We may need to cut down some trees and fill in some of the SF bay and tile the Sahara in solar panels in the meantime to get there, but this is the best way to maximize both human flourishing and the health of this planet. In roughly 150 years, assuming exponential growth, we’re gonna be terraforming entire planets to make them like earth. It will obviously within our capabilities by this point to make the earth like the earth and clean up our mess. But first we need to grow and grow and grow until we have the ability to do this.

Yes, I am trying to fix this problem. Not through degrowth, but through abundance. 🚀

Post Script

so what are our other options that we can start working on now once resources are too scarce to go around???”

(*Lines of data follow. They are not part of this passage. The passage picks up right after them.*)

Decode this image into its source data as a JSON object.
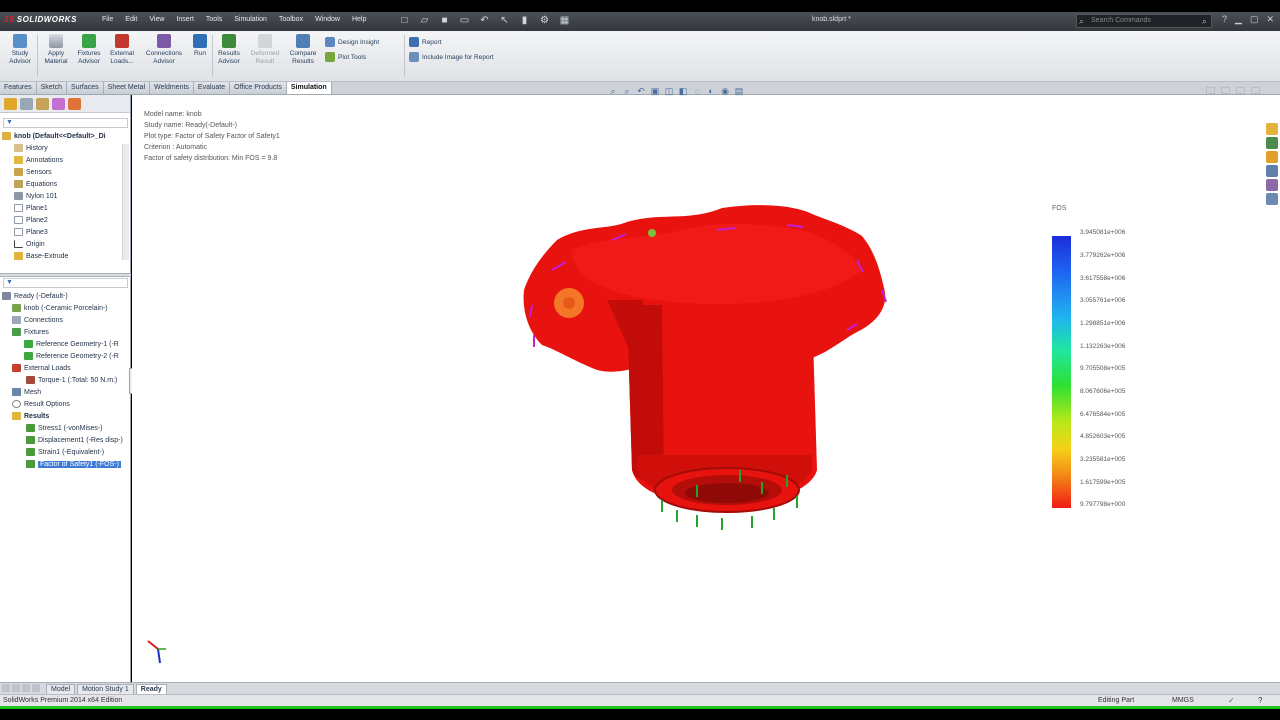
{
  "app": {
    "logo_text": "SOLIDWORKS",
    "logo_mark": "3S",
    "document_title": "knob.sldprt *",
    "menu": [
      "File",
      "Edit",
      "View",
      "Insert",
      "Tools",
      "Simulation",
      "Toolbox",
      "Window",
      "Help"
    ],
    "search_placeholder": "Search Commands"
  },
  "ribbon": {
    "buttons": [
      {
        "label": "Study\nAdvisor"
      },
      {
        "label": "Apply\nMaterial"
      },
      {
        "label": "Fixtures\nAdvisor"
      },
      {
        "label": "External\nLoads..."
      },
      {
        "label": "Connections\nAdvisor"
      },
      {
        "label": "Run"
      },
      {
        "label": "Results\nAdvisor"
      },
      {
        "label": "Deformed\nResult"
      },
      {
        "label": "Compare\nResults"
      }
    ],
    "small": [
      {
        "label": "Design Insight"
      },
      {
        "label": "Plot Tools"
      },
      {
        "label": "Report"
      },
      {
        "label": "Include Image for Report"
      }
    ]
  },
  "tabs": [
    "Features",
    "Sketch",
    "Surfaces",
    "Sheet Metal",
    "Weldments",
    "Evaluate",
    "Office Products",
    "Simulation"
  ],
  "active_tab": "Simulation",
  "feature_tree": {
    "root": "knob (Default<<Default>_Di",
    "items": [
      "History",
      "Annotations",
      "Sensors",
      "Equations",
      "Nylon 101",
      "Plane1",
      "Plane2",
      "Plane3",
      "Origin",
      "Base-Extrude"
    ]
  },
  "study_tree": {
    "root": "Ready (-Default-)",
    "items": [
      "knob (-Ceramic Porcelain-)",
      "Connections",
      "Fixtures",
      "Reference Geometry-1 (-R",
      "Reference Geometry-2 (-R",
      "External Loads",
      "Torque-1 (:Total: 50 N.m:)",
      "Mesh",
      "Result Options",
      "Results",
      "Stress1 (-vonMises-)",
      "Displacement1 (-Res disp-)",
      "Strain1 (-Equivalent-)",
      "Factor of Safety1 (-FOS-)"
    ],
    "selected": "Factor of Safety1 (-FOS-)"
  },
  "plot_info": {
    "line1": "Model name: knob",
    "line2": "Study name: Ready(-Default-)",
    "line3": "Plot type: Factor of Safety Factor of Safety1",
    "line4": "Criterion : Automatic",
    "line5": "Factor of safety distribution: Min FOS = 9.8"
  },
  "legend": {
    "title": "FOS",
    "values": [
      "3.945081e+006",
      "3.779262e+006",
      "3.617558e+006",
      "3.055761e+006",
      "1.298851e+006",
      "1.132263e+006",
      "9.705508e+005",
      "8.067606e+005",
      "6.476584e+005",
      "4.852603e+005",
      "3.235581e+005",
      "1.617599e+005",
      "9.797798e+000"
    ],
    "colors": {
      "high": "#1a2dd8",
      "low": "#f01a14"
    }
  },
  "model": {
    "color": "#e8120e"
  },
  "bottom_tabs": [
    "Model",
    "Motion Study 1",
    "Ready"
  ],
  "active_bottom_tab": "Ready",
  "status": {
    "left": "SolidWorks Premium 2014 x64 Edition",
    "mode": "Editing Part",
    "units": "MMGS",
    "help": "?"
  }
}
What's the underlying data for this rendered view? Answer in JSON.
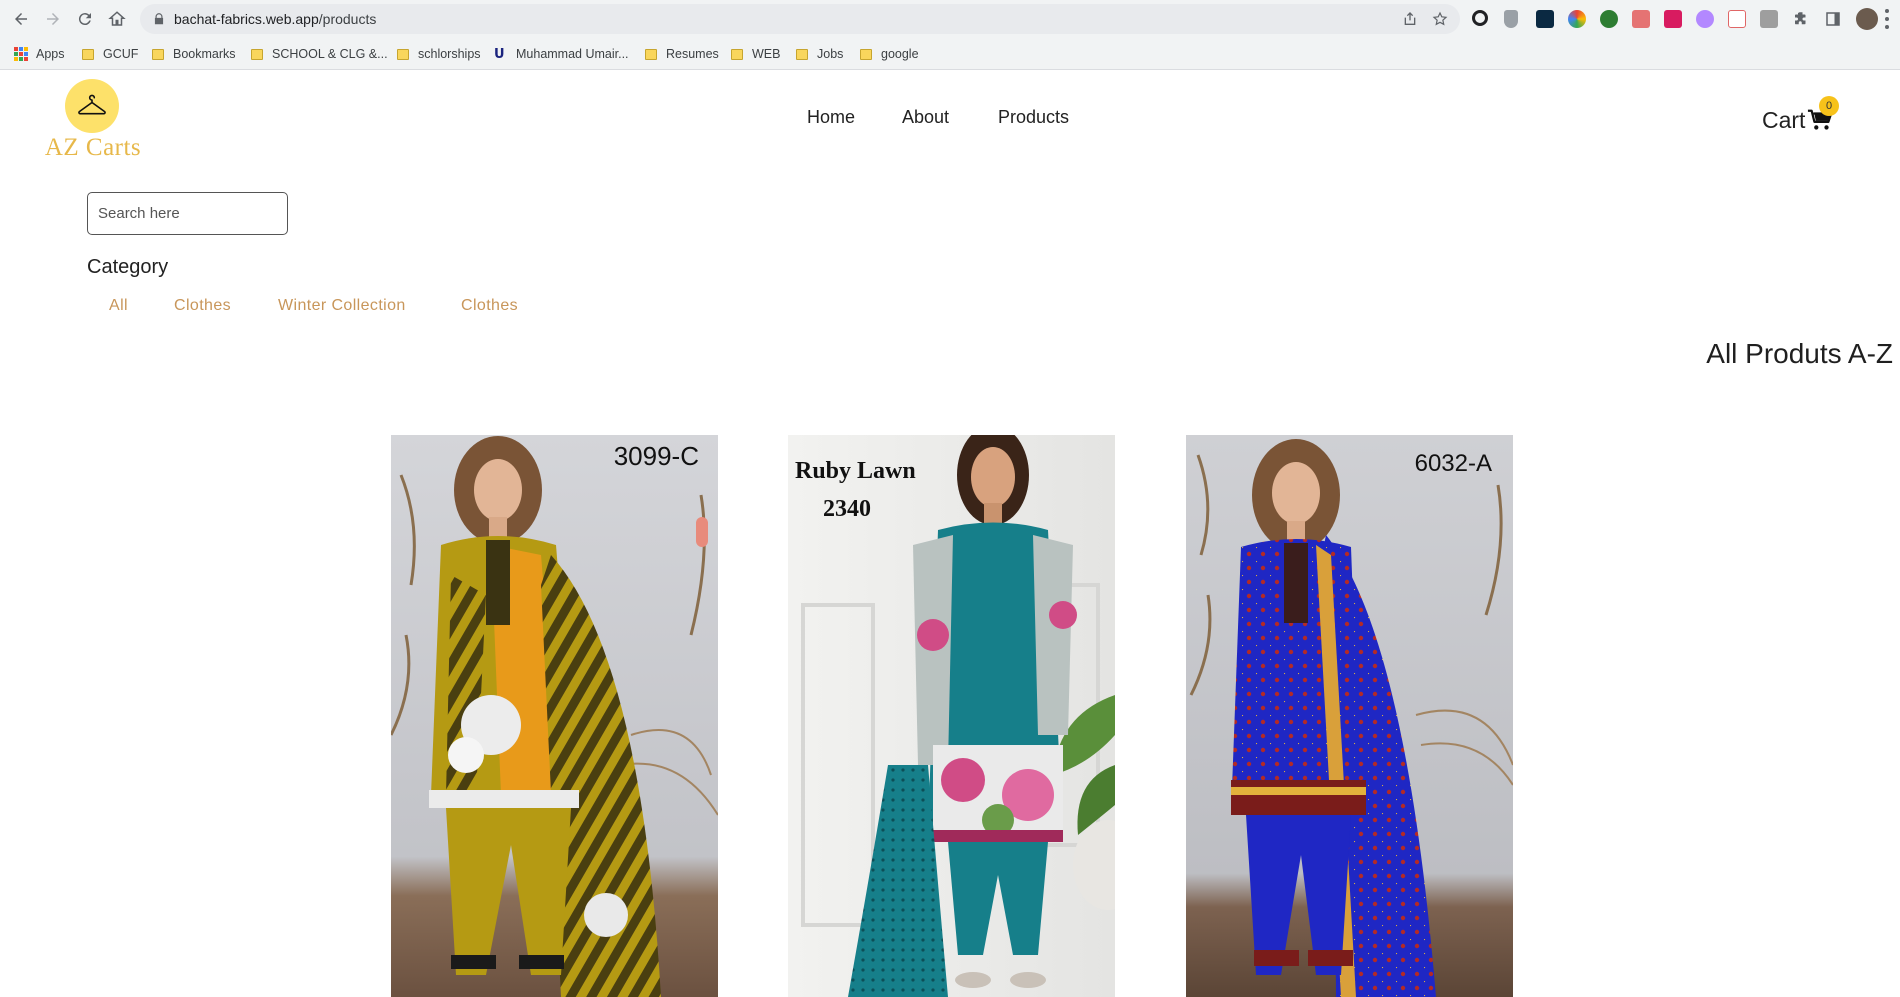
{
  "browser": {
    "url_host": "bachat-fabrics.web.app",
    "url_path": "/products",
    "bookmarks": [
      {
        "label": "Apps",
        "kind": "apps"
      },
      {
        "label": "GCUF",
        "kind": "folder"
      },
      {
        "label": "Bookmarks",
        "kind": "folder"
      },
      {
        "label": "SCHOOL & CLG &...",
        "kind": "folder"
      },
      {
        "label": "schlorships",
        "kind": "folder"
      },
      {
        "label": "Muhammad Umair...",
        "kind": "site"
      },
      {
        "label": "Resumes",
        "kind": "folder"
      },
      {
        "label": "WEB",
        "kind": "folder"
      },
      {
        "label": "Jobs",
        "kind": "folder"
      },
      {
        "label": "google",
        "kind": "folder"
      }
    ]
  },
  "site": {
    "logo_text": "AZ Carts",
    "logo_icon": "hanger-icon",
    "nav": [
      "Home",
      "About",
      "Products"
    ],
    "cart_label": "Cart",
    "cart_count": "0"
  },
  "filters": {
    "search_placeholder": "Search here",
    "category_title": "Category",
    "categories": [
      "All",
      "Clothes",
      "Winter Collection",
      "Clothes"
    ]
  },
  "products_section": {
    "title": "All Produts A-Z",
    "products": [
      {
        "code": "3099-C",
        "colors": {
          "main": "#b59a13",
          "accent": "#e89a1a",
          "bg": "#c9cace"
        }
      },
      {
        "code_line1": "Ruby Lawn",
        "code_line2": "2340",
        "colors": {
          "main": "#167f8a",
          "accent": "#d04c86",
          "bg": "#ececea"
        }
      },
      {
        "code": "6032-A",
        "colors": {
          "main": "#1f27c4",
          "accent": "#b32a26",
          "bg": "#bfc0c4"
        }
      }
    ]
  },
  "colors": {
    "accent_gold": "#e7b84a",
    "category_link": "#c8965a",
    "badge": "#f7c21a"
  }
}
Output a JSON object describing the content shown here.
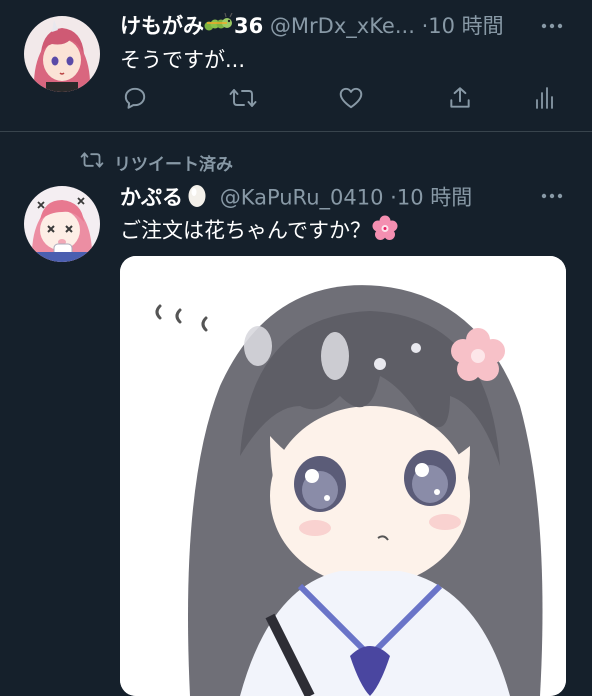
{
  "tweets": [
    {
      "display_name": "けもがみ",
      "name_suffix": "36",
      "handle": "@MrDx_xKe...",
      "separator": "·",
      "time": "10 時間",
      "text": "そうですが...",
      "avatar_icon": "anime-girl-pink-hair-avatar",
      "emoji_icon": "caterpillar-emoji"
    },
    {
      "retweet_label": "リツイート済み",
      "display_name": "かぷる",
      "handle": "@KaPuRu_0410",
      "separator": "·",
      "time": "10 時間",
      "text": "ご注文は花ちゃんですか？",
      "avatar_icon": "anime-girl-chibi-avatar",
      "emoji_icon": "egg-emoji",
      "text_emoji_icon": "cherry-blossom-emoji",
      "media_icon": "anime-girl-illustration"
    }
  ],
  "actions": [
    "reply-icon",
    "retweet-icon",
    "like-icon",
    "share-icon",
    "analytics-icon"
  ],
  "colors": {
    "background": "#15202b",
    "secondary_text": "#8899a6",
    "divider": "#38444d"
  }
}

This is interesting because this is actually what happened in the 70s with energy. The world economy and our energy consumption was growing at insanely high rates between 1950 and 1973; this is still the highest sustained growth rates in history, before or since. However, this growth was all built on one resource, petroleum, aka energy, the thing that you need to do anything, that enabled everything to grow at these rates. This was made possible by the continual discovery of huge reserves, most notably in the Middle East, that always kept the supply of oil well above the demand for it. Energy prices were low, so we used a lot of it. However, new reserves were discovered roughly linearly, but the demand for oil increased exponentially, meaning that eventually the two lines would cross. That time happened to be in the early 70s, when all of the surplus of oil was gone, and supply exactly equaled demand. The oil producers in the Middle East noticed this and decided to stick it to the western imperialists for supporting Israel and reduced the supply of oil they exported and embargoed certain countries, which sent the price of oil screaming 4 times higher than it had been in two decades and sent the world spiraling into a depression. This shocked the industrial world, who desperately looked for ways to continue their economic growth without increasing their energy consumption exponentially like they had before. OPEC or not, the world had run into the limits of growth in a hydrocarbon industrial system, and they needed something new to continue their growth. They found it in efficiency, basically, making more with what they had. This meant every energy intensive process got more efficient and shifted their energy costs into capital costs. This meant that the finance industry became ascendant, reorganizing the companies of the world to operate less wastefully. This meant shifting mass employment primarily into services instead of manufacturing. The real miracle that saved the world was computers and Moore’s law, which meant that computation was getting twice as good, every 18-24 months, for the last 5 decades. The digital revolution was a miracle in a world with limited energy; huge amounts of problems could be solved with mere watts of energy.

Interestingly, this is changing as we speak. Moore’s law is hitting its limit in terms of computations per watt. And we have massive new computing demand in AI. Now, energy use in the developed world is growing for the first time in 30 years. Thankfully, we’ve invented an incredible technology that lets us turn light into electricity. And this one’s limit is far higher than oil. The amount of sunlight that hits the earth is roughly 10,000x more power than humans use. That is some serious room to grow. We can grow exponentially again for many many years now.